Economia da Cultura – Além de homenagear o centenário de Jorge Amado, revelando uma obra pouco conhecida do público, O Sumiço da Santaé um espetáculo que movimentará a cena teatral de Salvador, como uma grande produção, envolvendo 65 profissionais das áreas artísticas, técnicas, produção e comunicação.

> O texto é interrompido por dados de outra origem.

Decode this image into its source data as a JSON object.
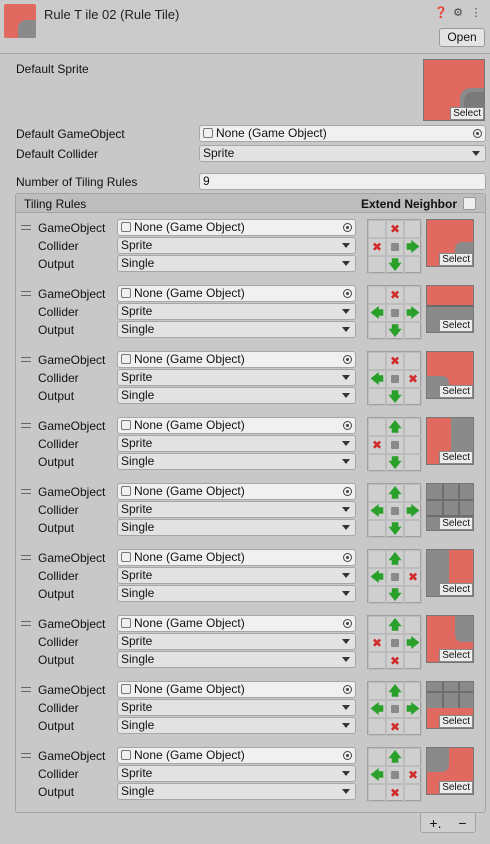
{
  "header": {
    "title": "Rule T ile 02 (Rule Tile)",
    "open_label": "Open",
    "icons": [
      "help-icon",
      "settings-icon",
      "menu-icon"
    ]
  },
  "default_sprite_label": "Default Sprite",
  "select_label": "Select",
  "default_gameobject": {
    "label": "Default GameObject",
    "value": "None (Game Object)"
  },
  "default_collider": {
    "label": "Default Collider",
    "value": "Sprite"
  },
  "num_rules": {
    "label": "Number of Tiling Rules",
    "value": "9"
  },
  "tiling_rules": {
    "title": "Tiling Rules",
    "extend_label": "Extend Neighbor",
    "gameobject_label": "GameObject",
    "collider_label": "Collider",
    "output_label": "Output",
    "gameobject_value": "None (Game Object)",
    "collider_value": "Sprite",
    "output_value": "Single",
    "rules": [
      {
        "grid": [
          "",
          "x",
          "",
          "x",
          "c",
          ">",
          "",
          "v",
          ""
        ],
        "thumb": "corner-tl"
      },
      {
        "grid": [
          "",
          "x",
          "",
          "<",
          "c",
          ">",
          "",
          "v",
          ""
        ],
        "thumb": "edge-top"
      },
      {
        "grid": [
          "",
          "x",
          "",
          "<",
          "c",
          "x",
          "",
          "v",
          ""
        ],
        "thumb": "corner-tr"
      },
      {
        "grid": [
          "",
          "^",
          "",
          "x",
          "c",
          "",
          "",
          "v",
          ""
        ],
        "thumb": "edge-left"
      },
      {
        "grid": [
          "",
          "^",
          "",
          "<",
          "c",
          ">",
          "",
          "v",
          ""
        ],
        "thumb": "center"
      },
      {
        "grid": [
          "",
          "^",
          "",
          "<",
          "c",
          "x",
          "",
          "v",
          ""
        ],
        "thumb": "edge-right"
      },
      {
        "grid": [
          "",
          "^",
          "",
          "x",
          "c",
          ">",
          "",
          "x",
          ""
        ],
        "thumb": "corner-bl"
      },
      {
        "grid": [
          "",
          "^",
          "",
          "<",
          "c",
          ">",
          "",
          "x",
          ""
        ],
        "thumb": "edge-bottom"
      },
      {
        "grid": [
          "",
          "^",
          "",
          "<",
          "c",
          "x",
          "",
          "x",
          ""
        ],
        "thumb": "corner-br"
      }
    ]
  },
  "footer": {
    "add_label": "+.",
    "remove_label": "−"
  },
  "colors": {
    "red_tile": "#e06a60",
    "stone": "#8a8a8a",
    "green_arrow": "#28a02a",
    "red_x": "#d22b2b"
  }
}
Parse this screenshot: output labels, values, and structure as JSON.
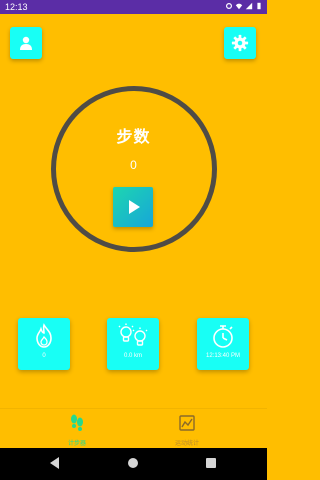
{
  "status_bar": {
    "time": "12:13",
    "background": "#5B2DA6",
    "icons": [
      "settings-gear-icon",
      "wifi-icon",
      "signal-icon",
      "battery-icon"
    ]
  },
  "header": {
    "profile_icon": "person-icon",
    "settings_icon": "gear-icon"
  },
  "step_counter": {
    "label": "步数",
    "value": "0",
    "play_icon": "play-icon"
  },
  "stats": [
    {
      "icon": "flame-icon",
      "value": "0"
    },
    {
      "icon": "bulb-icon",
      "value": "0.0 km"
    },
    {
      "icon": "stopwatch-icon",
      "value": "12:13:40 PM"
    }
  ],
  "bottom_nav": {
    "items": [
      {
        "icon": "footprints-icon",
        "label": "计步器",
        "active": true
      },
      {
        "icon": "chart-icon",
        "label": "运动统计",
        "active": false
      }
    ]
  },
  "colors": {
    "background": "#FFBE00",
    "button": "#18FFF5",
    "ring": "#4F4C46",
    "active_nav": "#26D98E"
  }
}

“Para além de uma homenagem, esse projeto tem também o intuito de formar plateias e ampliar o acesso às artes cênicas. Estimular os jovens a conhecerem mais da obra de Jorge, trazer as escolas e aproximar outros públicos é investir na renovação e na perpetuação do teatro baiano”, explica Daniel Thomé, gerente de projetos especiais da Janela do Mundo. Para Fernanda Bezerra, coordenadora de projetos da Multi Planejamento Cultural, “a produção movimenta a cena da economia da cultura local, mobilizando um conjunto diverso de profissionais, mas também forma plateia e convoca a participação de empresas privadas, com atuação representativa na cena cultural”.
SERVIÇO
O quê: “O Sumiço da Santa”
Quando: a partir de 15 de setembro, de sexta a domingo, 20h
Onde: Teatro Acbeu [Av. Sete de Setembro, 1883, Corredor da Vitória. Tel.: 71 3444-4411]
Quanto: R$30 e R$15 [meia-entrada]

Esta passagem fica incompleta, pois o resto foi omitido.